What's the dubious code?

Running something in the kernel is unavoidable if you want to actually show stuff to the user.

michaelt|4 months ago

In ~2020, it was:

Attacker sends an imessage containing a PDF

imessage, like most modern messaging apps, displays a preview - which means running the PDF loader.

The PDF loader has support for the obsolete-but-part-of-the-pdf-standard image codec 'JBIG2'

Apple's JBIG2 codec has an exploitable bug, giving the attacker remote code execution on the device.

This exploit was purchased by NSO, who sold it to a bunch of middle eastern dictatorships who promptly used it on journalists.
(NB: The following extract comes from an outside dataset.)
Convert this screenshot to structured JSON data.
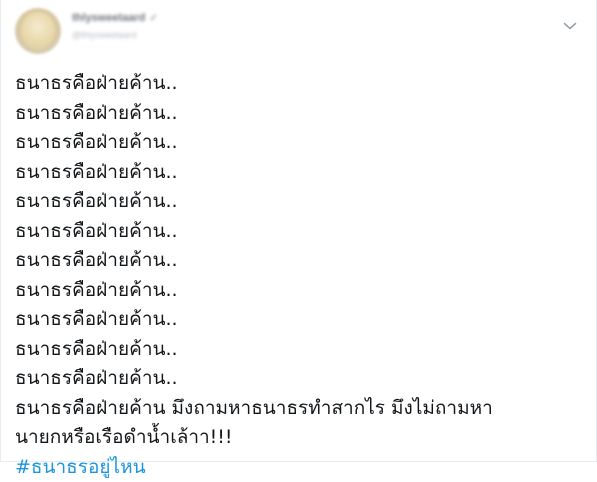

https://googleprojectzero.blogspot.com/2021/12/a-deep-dive-i...

walterbell|4 months ago

Disable iMessage via Apple Configurator MDM policy and enable Lockdown Mode.

Citizen8396|4 months ago

I imagine the latter is sufficient.

PS: make sure you remove that pesky "USB accessories while locked allowed" profile that Configurator likes to sneak in.

mikevm|4 months ago

[deleted]

kmeisthax|4 months ago

Why would a nation-state actor need access to your kernel when all the juicy stuff[0] is in the iMessage process it's already loaded into?